While he was supposed to be in bed I got a phone call from my aunt, who is less than ten years older than me and who had her first baby, a girl, on Monday morning. I loved chatting with my aunt, talking about breastfeeding and caring for a newborn, and I told her that, for the next few weeks at least, everything (e.g., housework) can be set aside -- the only thing that mattered was a happy baby and a happy mother. I told her that she should learn from her new baby girl and just take the time to give her what she needs. For the next few weeks (months?), it is ALL about the baby.

When I got off the phone I went to check on ST. He was still awake, tossing and turning in his bed, arm tucked characteristically behind his head. I asked him if he wanted to rock in his chair, and he said that he did. I set up a pillow for him on the arm of the chair and he draped himself across my lap while I covered him with his favorite napping blanket. We chatted for a bit and then I could see his little eyes start to flutter. I stroked his cheek and then ran my finger along his forehead, down his cheeks, around his chin, and up the other side of his face. When I stopped for a second, he opened his eyes and said, "No, Mom, keep doing that." So I did. I caressed his little face for a long time until I was certain he was fast asleep.

I wasn't bored at all. I didn't think about anything else. For those moments, it was ALL about the toddler. These are the times I enjoy being a mom the most, when I can see elements of my own mother coming out in me, when I'm taking the advice I give to other mothers. This is the work mothers do. It is quiet, it is repetitive, it is soft. And sometimes, for me at least, it is the only work worth doing.
Posted with care by Prof. Me @ 1/27/2006 10:35:00 PM  
4 Words of Wisdom:
  • At 1:22 AM, Blogger Demetri said…

    Cool. For me, it was my mom rubbing my neck, just very lightly with her nails and finger tips.

     
  • At 10:51 PM, Blogger Lilian said…

    That's exactly it, you described it so precisely! I feel the same way when I spend time caring for my sons...

     
  • At 11:37 AM, Blogger MusicalMom said…

    That's so sweet! Isn't it the truth, though? You did such a great job of describing it. :)

     
  • At 9:50 PM, Blogger ArticulateDad said…

    Being a dad is perhaps the hardest thing I've every tried to do well. It's far harder than writing a dissertation I warrant. There are times when the joy is so exquisite (like you described) that all the world's worries melt away.

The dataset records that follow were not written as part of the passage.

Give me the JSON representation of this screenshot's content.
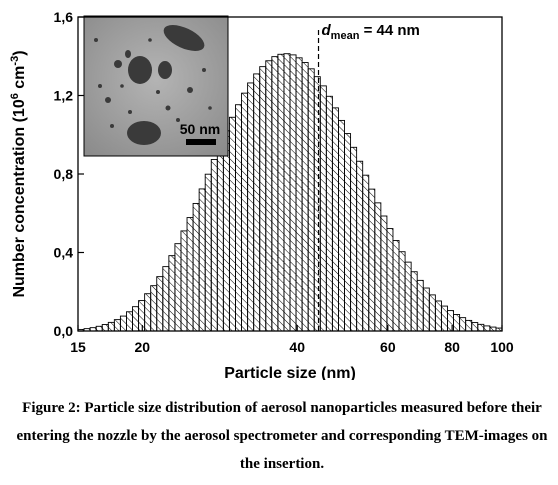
{
  "chart_data": {
    "type": "bar",
    "x_scale": "log",
    "xlabel": "Particle size (nm)",
    "ylabel": "Number concentration (10^6 cm^-3)",
    "ylabel_parts": {
      "main": "Number concentration (10",
      "sup1": "6",
      "mid": " cm",
      "sup2": "-3",
      "end": ")"
    },
    "xlim": [
      15,
      100
    ],
    "ylim": [
      0,
      1.6
    ],
    "x_ticks": [
      {
        "value": 15,
        "label": "15"
      },
      {
        "value": 20,
        "label": "20"
      },
      {
        "value": 40,
        "label": "40"
      },
      {
        "value": 60,
        "label": "60"
      },
      {
        "value": 80,
        "label": "80"
      },
      {
        "value": 100,
        "label": "100"
      }
    ],
    "y_ticks": [
      {
        "value": 0,
        "label": "0,0"
      },
      {
        "value": 0.4,
        "label": "0,4"
      },
      {
        "value": 0.8,
        "label": "0,8"
      },
      {
        "value": 1.2,
        "label": "1,2"
      },
      {
        "value": 1.6,
        "label": "1,6"
      }
    ],
    "bins_min": 15,
    "bins_max": 100,
    "values": [
      0.008,
      0.012,
      0.017,
      0.024,
      0.033,
      0.044,
      0.058,
      0.076,
      0.098,
      0.124,
      0.155,
      0.19,
      0.231,
      0.277,
      0.328,
      0.384,
      0.445,
      0.51,
      0.578,
      0.65,
      0.724,
      0.799,
      0.874,
      0.948,
      1.02,
      1.089,
      1.153,
      1.212,
      1.264,
      1.31,
      1.347,
      1.377,
      1.398,
      1.41,
      1.413,
      1.407,
      1.392,
      1.368,
      1.336,
      1.296,
      1.249,
      1.196,
      1.137,
      1.073,
      1.006,
      0.936,
      0.865,
      0.794,
      0.723,
      0.653,
      0.586,
      0.522,
      0.461,
      0.404,
      0.351,
      0.302,
      0.258,
      0.219,
      0.184,
      0.153,
      0.127,
      0.104,
      0.084,
      0.068,
      0.054,
      0.043,
      0.034,
      0.026,
      0.02,
      0.015
    ],
    "mean_line": {
      "x": 44,
      "label_italic": "d",
      "label_sub": "mean",
      "label_rest": " = 44 nm"
    },
    "inset": {
      "scale_label": "50 nm"
    }
  },
  "caption": "Figure 2: Particle size distribution of aerosol nanoparticles measured before their entering the nozzle by the aerosol spectrometer and corresponding TEM-images on the insertion."
}
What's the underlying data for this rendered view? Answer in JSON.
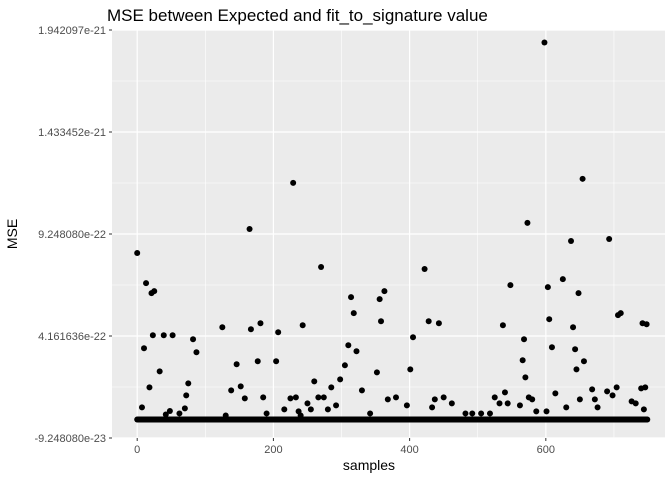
{
  "chart_data": {
    "type": "scatter",
    "title": "MSE between Expected and fit_to_signature value",
    "xlabel": "samples",
    "ylabel": "MSE",
    "xlim": [
      -37,
      775
    ],
    "ylim": [
      -9.24808e-23,
      1.942097e-21
    ],
    "x_ticks": [
      0,
      200,
      400,
      600
    ],
    "x_tick_labels": [
      "0",
      "200",
      "400",
      "600"
    ],
    "y_ticks": [
      -9.24808e-23,
      4.161636e-22,
      9.24808e-22,
      1.433452e-21,
      1.942097e-21
    ],
    "y_tick_labels": [
      "-9.248080e-23",
      "4.161636e-22",
      "9.248080e-22",
      "1.433452e-21",
      "1.942097e-21"
    ],
    "grid": true,
    "background": "#ebebeb",
    "point_color": "#000000",
    "baseline_value": 0,
    "sample_count": 750,
    "points": [
      [
        0,
        8.3e-22
      ],
      [
        7,
        6e-23
      ],
      [
        10,
        3.55e-22
      ],
      [
        13,
        6.8e-22
      ],
      [
        18,
        1.6e-22
      ],
      [
        21,
        6.3e-22
      ],
      [
        23,
        4.2e-22
      ],
      [
        25,
        6.4e-22
      ],
      [
        33,
        2.4e-22
      ],
      [
        39,
        4.2e-22
      ],
      [
        42,
        2.5e-23
      ],
      [
        48,
        4.2e-23
      ],
      [
        52,
        4.2e-22
      ],
      [
        62,
        3e-23
      ],
      [
        70,
        5.5e-23
      ],
      [
        72,
        1.2e-22
      ],
      [
        75,
        1.8e-22
      ],
      [
        82,
        4e-22
      ],
      [
        87,
        3.35e-22
      ],
      [
        125,
        4.6e-22
      ],
      [
        130,
        2e-23
      ],
      [
        138,
        1.45e-22
      ],
      [
        146,
        2.75e-22
      ],
      [
        152,
        1.65e-22
      ],
      [
        158,
        1.05e-22
      ],
      [
        165,
        9.5e-22
      ],
      [
        167,
        4.5e-22
      ],
      [
        177,
        2.9e-22
      ],
      [
        181,
        4.8e-22
      ],
      [
        185,
        1.1e-22
      ],
      [
        190,
        3e-23
      ],
      [
        204,
        2.9e-22
      ],
      [
        207,
        4.35e-22
      ],
      [
        216,
        5e-23
      ],
      [
        225,
        1.05e-22
      ],
      [
        229,
        1.18e-21
      ],
      [
        233,
        1.1e-22
      ],
      [
        237,
        4e-23
      ],
      [
        240,
        2e-23
      ],
      [
        243,
        4.7e-22
      ],
      [
        250,
        8e-23
      ],
      [
        255,
        5e-23
      ],
      [
        260,
        1.9e-22
      ],
      [
        266,
        1.1e-22
      ],
      [
        270,
        7.6e-22
      ],
      [
        274,
        1.1e-22
      ],
      [
        280,
        5e-23
      ],
      [
        285,
        1.6e-22
      ],
      [
        292,
        7e-23
      ],
      [
        298,
        2e-22
      ],
      [
        305,
        2.7e-22
      ],
      [
        310,
        3.7e-22
      ],
      [
        314,
        6.1e-22
      ],
      [
        318,
        5.3e-22
      ],
      [
        322,
        3.4e-22
      ],
      [
        330,
        1.45e-22
      ],
      [
        342,
        3e-23
      ],
      [
        352,
        2.35e-22
      ],
      [
        356,
        6e-22
      ],
      [
        358,
        4.9e-22
      ],
      [
        363,
        6.4e-22
      ],
      [
        368,
        1e-22
      ],
      [
        380,
        1.1e-22
      ],
      [
        396,
        7e-23
      ],
      [
        401,
        2.5e-22
      ],
      [
        405,
        4.1e-22
      ],
      [
        422,
        7.5e-22
      ],
      [
        428,
        4.9e-22
      ],
      [
        433,
        6e-23
      ],
      [
        437,
        1e-22
      ],
      [
        443,
        4.8e-22
      ],
      [
        450,
        1.1e-22
      ],
      [
        462,
        8e-23
      ],
      [
        482,
        3e-23
      ],
      [
        492,
        3e-23
      ],
      [
        505,
        3e-23
      ],
      [
        518,
        3e-23
      ],
      [
        525,
        1.1e-22
      ],
      [
        532,
        8e-23
      ],
      [
        537,
        4.7e-22
      ],
      [
        540,
        1.35e-22
      ],
      [
        544,
        8e-23
      ],
      [
        548,
        6.7e-22
      ],
      [
        562,
        7e-23
      ],
      [
        566,
        2.95e-22
      ],
      [
        568,
        4e-22
      ],
      [
        570,
        2.1e-22
      ],
      [
        573,
        9.8e-22
      ],
      [
        575,
        1.1e-22
      ],
      [
        580,
        1e-22
      ],
      [
        586,
        4e-23
      ],
      [
        598,
        1.88e-21
      ],
      [
        601,
        4e-23
      ],
      [
        603,
        6.6e-22
      ],
      [
        605,
        5e-22
      ],
      [
        609,
        3.6e-22
      ],
      [
        614,
        1.3e-22
      ],
      [
        625,
        7e-22
      ],
      [
        630,
        6e-23
      ],
      [
        637,
        8.9e-22
      ],
      [
        640,
        4.6e-22
      ],
      [
        643,
        3.5e-22
      ],
      [
        645,
        2.5e-22
      ],
      [
        648,
        6.3e-22
      ],
      [
        650,
        1e-22
      ],
      [
        654,
        1.2e-21
      ],
      [
        656,
        2.9e-22
      ],
      [
        668,
        1.5e-22
      ],
      [
        672,
        1e-22
      ],
      [
        676,
        6e-23
      ],
      [
        690,
        1.4e-22
      ],
      [
        693,
        9e-22
      ],
      [
        698,
        1.2e-22
      ],
      [
        704,
        1.6e-22
      ],
      [
        706,
        5.2e-22
      ],
      [
        710,
        5.3e-22
      ],
      [
        726,
        9e-23
      ],
      [
        732,
        8e-23
      ],
      [
        740,
        1.55e-22
      ],
      [
        742,
        4.8e-22
      ],
      [
        744,
        5e-23
      ],
      [
        746,
        1.6e-22
      ],
      [
        748,
        4.75e-22
      ]
    ]
  }
}
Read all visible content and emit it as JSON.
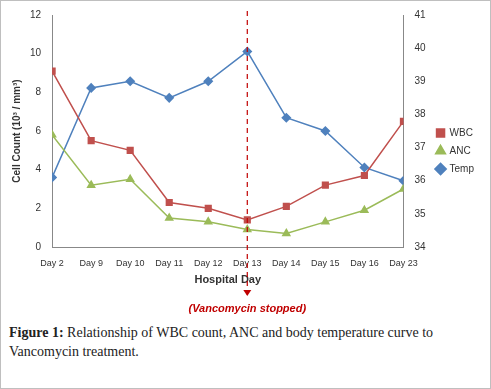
{
  "chart_data": {
    "type": "line",
    "x_label": "Hospital Day",
    "y_label": "Cell Count (10³ / mm³)",
    "categories": [
      "Day 2",
      "Day 9",
      "Day 10",
      "Day 11",
      "Day 12",
      "Day 13",
      "Day 14",
      "Day 15",
      "Day 16",
      "Day 23"
    ],
    "series": [
      {
        "name": "WBC",
        "color": "#c0504d",
        "marker": "square",
        "values": [
          9.1,
          5.5,
          5.0,
          2.3,
          2.0,
          1.4,
          2.1,
          3.2,
          3.7,
          6.5
        ]
      },
      {
        "name": "ANC",
        "color": "#9bbb59",
        "marker": "triangle",
        "values": [
          5.8,
          3.2,
          3.5,
          1.5,
          1.3,
          0.9,
          0.7,
          1.3,
          1.9,
          3.0
        ]
      },
      {
        "name": "Temp",
        "color": "#4f81bd",
        "marker": "diamond",
        "axis": "y2",
        "values": [
          36.1,
          38.8,
          39.0,
          38.5,
          39.0,
          39.9,
          37.9,
          37.5,
          36.4,
          36.0
        ]
      }
    ],
    "ylim": [
      0,
      12
    ],
    "yticks": [
      0,
      2,
      4,
      6,
      8,
      10,
      12
    ],
    "y2lim": [
      34,
      41
    ],
    "y2ticks": [
      34,
      35,
      36,
      37,
      38,
      39,
      40,
      41
    ],
    "grid": false,
    "legend": "right",
    "annotations": [
      {
        "x": "Day 13",
        "text": "(Vancomycin stopped)",
        "color": "#c00000",
        "line_style": "dashed"
      }
    ],
    "caption": {
      "label": "Figure 1:",
      "text": "Relationship of WBC count, ANC and body temperature curve to Vancomycin treatment."
    }
  }
}
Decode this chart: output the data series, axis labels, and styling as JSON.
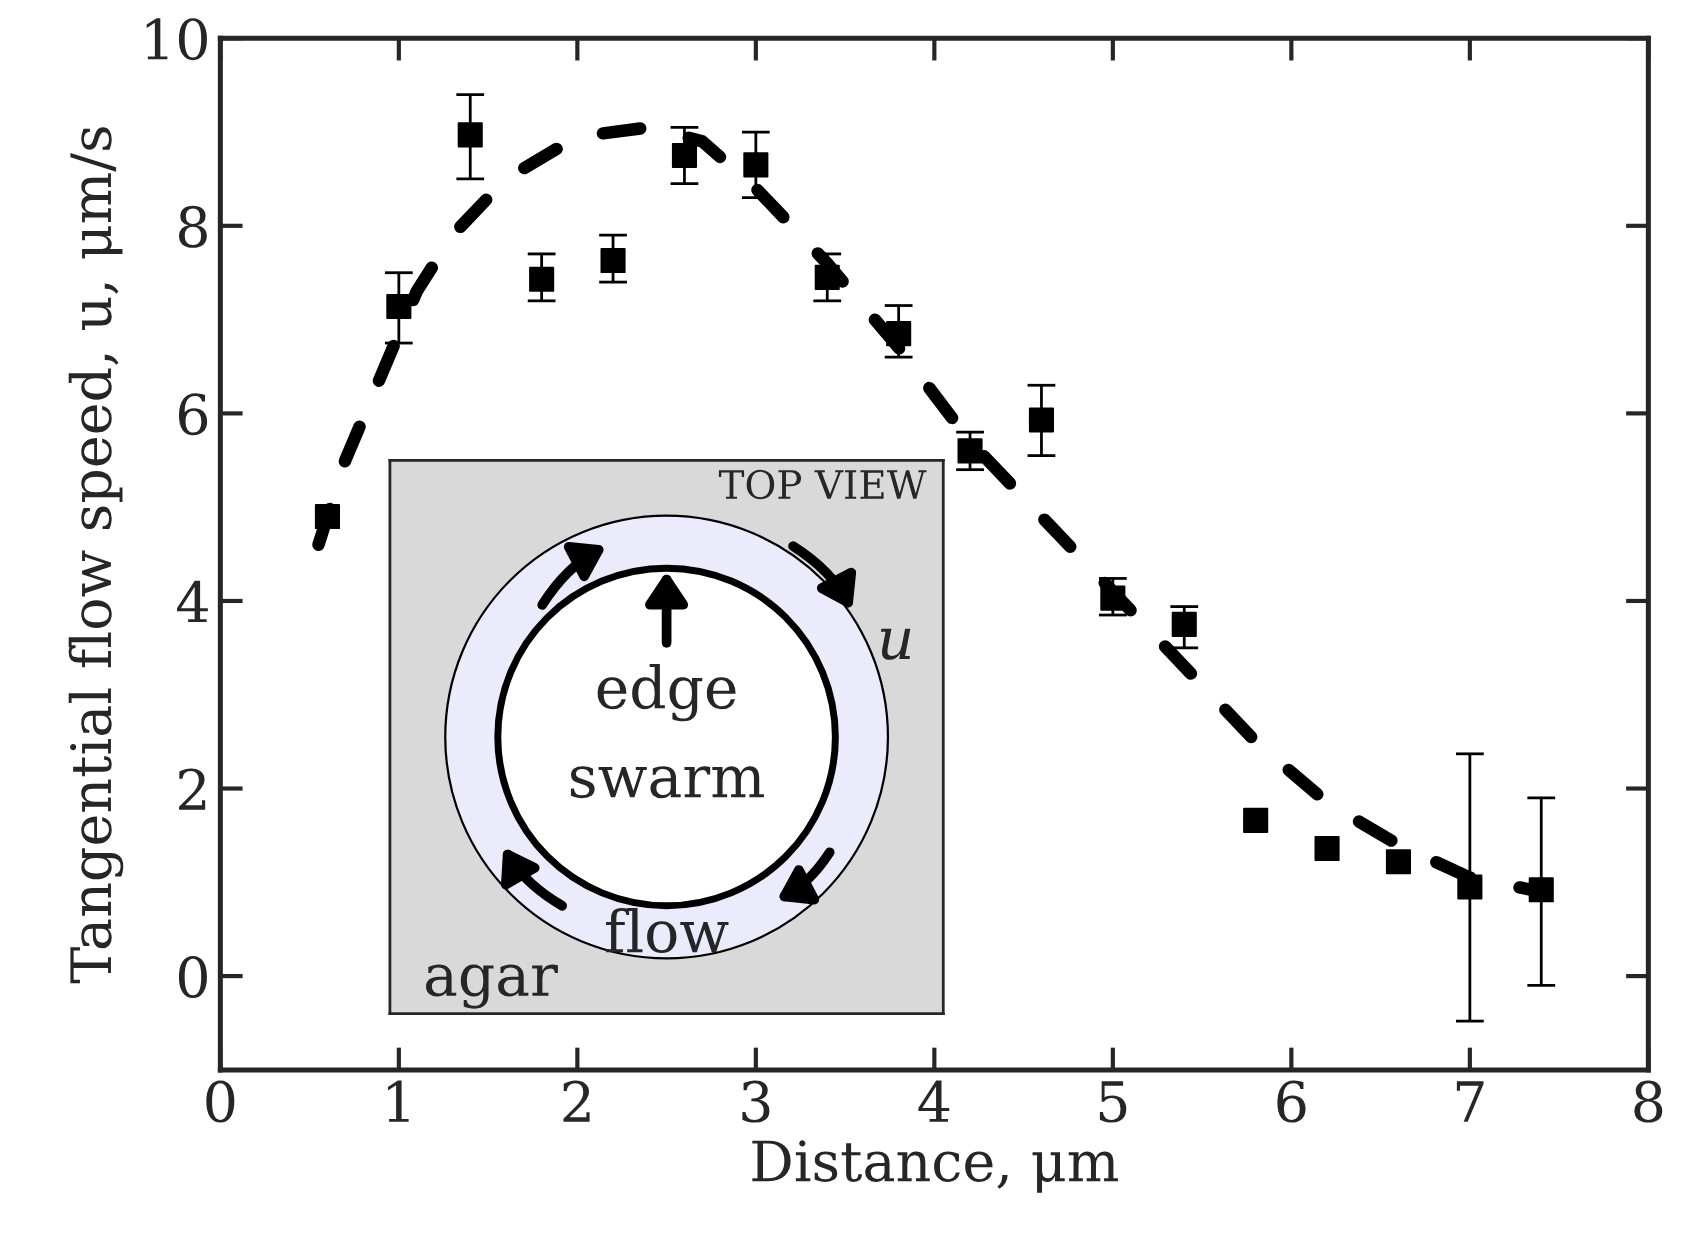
{
  "chart_data": {
    "type": "scatter",
    "xlabel": "Distance, μm",
    "ylabel": "Tangential flow speed, u, μm/s",
    "xlim": [
      0,
      8
    ],
    "ylim": [
      -1,
      10
    ],
    "xticks": [
      0,
      1,
      2,
      3,
      4,
      5,
      6,
      7,
      8
    ],
    "yticks": [
      0,
      2,
      4,
      6,
      8,
      10
    ],
    "grid": false,
    "legend": false,
    "series": [
      {
        "color": "#000000",
        "marker": "square",
        "x": [
          0.6,
          1.0,
          1.4,
          1.8,
          2.2,
          2.6,
          3.0,
          3.4,
          3.8,
          4.2,
          4.6,
          5.0,
          5.4,
          5.8,
          6.2,
          6.6,
          7.0,
          7.4
        ],
        "values": [
          4.9,
          7.14,
          8.97,
          7.43,
          7.63,
          8.75,
          8.65,
          7.45,
          6.85,
          5.6,
          5.93,
          4.03,
          3.75,
          1.66,
          1.36,
          1.22,
          0.95,
          0.92
        ],
        "errors": [
          null,
          [
            6.75,
            7.5
          ],
          [
            8.5,
            9.4
          ],
          [
            7.2,
            7.7
          ],
          [
            7.4,
            7.9
          ],
          [
            8.45,
            9.05
          ],
          [
            8.3,
            9.0
          ],
          [
            7.2,
            7.7
          ],
          [
            6.6,
            7.15
          ],
          [
            5.4,
            5.8
          ],
          [
            5.55,
            6.3
          ],
          [
            3.85,
            4.24
          ],
          [
            3.5,
            3.94
          ],
          null,
          null,
          null,
          [
            -0.48,
            2.37
          ],
          [
            -0.1,
            1.9
          ]
        ]
      },
      {
        "type": "line",
        "color": "#000000",
        "line_style": "dashed",
        "x": [
          0.55,
          0.7,
          0.9,
          1.1,
          1.3,
          1.6,
          2.0,
          2.4,
          2.7,
          3.0,
          3.4,
          3.8,
          4.2,
          4.6,
          5.0,
          5.4,
          5.8,
          6.2,
          6.6,
          7.0,
          7.4
        ],
        "values": [
          4.6,
          5.5,
          6.4,
          7.3,
          7.9,
          8.5,
          8.95,
          9.05,
          8.9,
          8.4,
          7.6,
          6.7,
          5.7,
          4.9,
          4.1,
          3.3,
          2.5,
          1.85,
          1.4,
          1.05,
          0.9
        ]
      }
    ],
    "annotations": [
      "TOP VIEW",
      "edge",
      "swarm",
      "flow",
      "agar",
      "u"
    ]
  }
}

    But being a dad is in ways different from being a mom. One thing that stays with me, at times haunts me, at others simply reminds me, is my father, in the last weeks of his life (while I was tending to him day and night, and to my three year old, and my very pregnant wife, all the while trying to complete the dissertation), saying firmly, with labored tones, and pain in his eyes unrelated to the metasteses of cancer in his bones, perhaps more related to his own regrets: "no yelling... don't yell at your son."

    Even now it brings tears to my eyes, that I have, yes I admit, made mistakes in parenting. It is one thing to be accomplished as a scholar, to have written a dissertation, to have garnered grants and acclaim, and written articles, to look ahead to numerous projects, and courses. It is quite another to sometimes look into your boy's eyes, seeing his sadness, and feeling that sadness deep within yourself, so personally that it burns far more than all of one's own life's sadness.

    I know that I am not perfect. But it is something difficult to remember. And perhaps it is best that way, because it makes me more chary of my actions. We learn and grow, but not so fast as our children.